Modi a poursuivi en rappelant qu’il avait décidé de construire des millions de toilettes dans le pays, de permettre l’accès des pauvres aux banques, de combattre l’illettrisme et de faciliter l’accès des minorités à l’éducation : “Comment notre pays pourrait-il se développer autrement ? Nous devons faire des efforts pour expliquer le travail que nous sommes en train de faire aux gens et aux médias qui veulent bien nous écouter”, a-t-il dit aux parlementaires. Après cette joute dominicale qui frisait l’indécence, ne restait qu’une seule question : Mais de quoi parle-t-on ? Réponse dans le quotidien “Mint”, qui a eu l’heureuse initiative de publier, dès le lendemain, deux pages de statistiques détaillées sur la pauvreté en Inde, à l’appui des chiffres du dernier recensement national réalisé en 2011, et de ceux d’une étude du cabinet Indicus Analytics.
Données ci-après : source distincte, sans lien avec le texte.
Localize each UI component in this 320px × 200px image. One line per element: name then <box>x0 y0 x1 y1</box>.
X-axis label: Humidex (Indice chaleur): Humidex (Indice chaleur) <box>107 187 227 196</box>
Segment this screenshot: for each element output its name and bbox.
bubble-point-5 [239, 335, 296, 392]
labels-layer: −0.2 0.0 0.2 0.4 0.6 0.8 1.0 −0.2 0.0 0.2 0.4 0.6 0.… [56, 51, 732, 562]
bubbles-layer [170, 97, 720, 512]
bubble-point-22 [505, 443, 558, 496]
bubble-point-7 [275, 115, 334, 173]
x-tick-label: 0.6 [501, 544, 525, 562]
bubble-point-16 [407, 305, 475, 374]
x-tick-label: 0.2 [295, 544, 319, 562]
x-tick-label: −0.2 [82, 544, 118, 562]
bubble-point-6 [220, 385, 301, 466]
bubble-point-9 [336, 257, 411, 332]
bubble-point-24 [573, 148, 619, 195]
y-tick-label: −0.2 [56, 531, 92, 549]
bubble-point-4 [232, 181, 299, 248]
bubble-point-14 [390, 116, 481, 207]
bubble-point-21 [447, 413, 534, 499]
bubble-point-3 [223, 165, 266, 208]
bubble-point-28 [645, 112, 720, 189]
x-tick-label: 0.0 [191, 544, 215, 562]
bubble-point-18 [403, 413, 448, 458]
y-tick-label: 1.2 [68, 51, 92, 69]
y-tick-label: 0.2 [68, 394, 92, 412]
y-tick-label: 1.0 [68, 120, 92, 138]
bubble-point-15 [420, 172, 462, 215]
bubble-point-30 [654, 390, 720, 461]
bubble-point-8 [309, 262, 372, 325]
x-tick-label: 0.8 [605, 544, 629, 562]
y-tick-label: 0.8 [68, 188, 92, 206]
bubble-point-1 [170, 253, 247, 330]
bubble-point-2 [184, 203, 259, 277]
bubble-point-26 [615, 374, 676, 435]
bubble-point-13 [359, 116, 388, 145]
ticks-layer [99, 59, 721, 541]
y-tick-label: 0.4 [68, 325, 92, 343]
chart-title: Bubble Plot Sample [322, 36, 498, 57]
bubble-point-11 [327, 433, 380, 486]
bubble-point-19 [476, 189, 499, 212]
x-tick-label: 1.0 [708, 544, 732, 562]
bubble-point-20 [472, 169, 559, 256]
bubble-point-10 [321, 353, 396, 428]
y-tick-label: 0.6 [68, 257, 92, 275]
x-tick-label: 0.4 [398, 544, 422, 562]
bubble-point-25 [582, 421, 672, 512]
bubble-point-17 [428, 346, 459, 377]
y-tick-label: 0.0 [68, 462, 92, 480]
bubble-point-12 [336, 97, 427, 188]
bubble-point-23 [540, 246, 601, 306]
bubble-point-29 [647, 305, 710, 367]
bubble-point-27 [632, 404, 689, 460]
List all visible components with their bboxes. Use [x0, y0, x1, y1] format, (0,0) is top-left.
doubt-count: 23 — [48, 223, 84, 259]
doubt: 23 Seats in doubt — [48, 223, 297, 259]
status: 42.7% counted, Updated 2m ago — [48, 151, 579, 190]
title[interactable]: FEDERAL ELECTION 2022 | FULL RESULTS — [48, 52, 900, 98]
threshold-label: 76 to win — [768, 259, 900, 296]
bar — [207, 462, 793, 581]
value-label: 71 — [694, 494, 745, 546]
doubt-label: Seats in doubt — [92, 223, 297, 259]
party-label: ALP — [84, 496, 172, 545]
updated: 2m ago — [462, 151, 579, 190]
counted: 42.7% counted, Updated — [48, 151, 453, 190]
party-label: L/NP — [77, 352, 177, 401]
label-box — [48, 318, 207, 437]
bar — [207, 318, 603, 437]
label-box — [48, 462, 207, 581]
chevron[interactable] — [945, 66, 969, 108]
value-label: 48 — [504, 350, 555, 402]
Premièrement, un Indien est considéré comme pauvre s’il ne dispose pas de 27 roupies par jour (40 centimes d’euro) lorsqu’il habite à la campagne, 33 roupies (49 centimes d’euro) lorsqu’il habite en ville, pour avoir au moins un repas. A un niveau pareil, cela donne une idée de la population que l’on exclut du débat ! Deuxièmement, expliquent les économistes Laveesh Bhandari et Minakshi Chakraborty, les politiques de lutte contre la pauvreté de ces vingt dernières années ont produit des résultats certes très disparates mais néanmoins impressionnants globalement, puisque la proportion de pauvres dans la population a reculé de 25%. Troisièmement, de fortes disparités géographiques perdurent, avec des Etats du nord - Bihar, Madhya Pradesh et Uttar Pradesh principalement - bien plus défavorisés que d’autres situés au sud, tels que l’Andhra Pradesh, le Kerala ou Goa.

Enfin, quatrièmement, les régions du sous-continent où les plus fortes concentrations de pauvres sont à déplorer sont, comme par hasard, celles où les infrastructures sont les plus clairsemées. On pense là aux routes, aux écoles et aux hôpitaux. Cela vaut en particulier pour les zones montagneuses, les zones désertiques et celles où la végétation est très dense. Mais cela vaut aussi pour les mégapoles comme Delhi, Bombay et Bangalore, où les opportunités d’emploi sont concentrées dans quelques quartiers bien identifiés, tandis que partout ailleurs, là où les slums s’étendent de plus en plus, la population a rarement accès aux services publics essentiels. De bons sujets de méditation pour Rahul Gandhi et Narendra Modi. En attendant, 22% des Indiens vivent toujours sous le seuil de l’extrême pauvreté. Cela représente 275 millions de personnes. D’après la Banque Mondiale, ces dernières représentent 21% de tous les pauvres recensés sur la planète.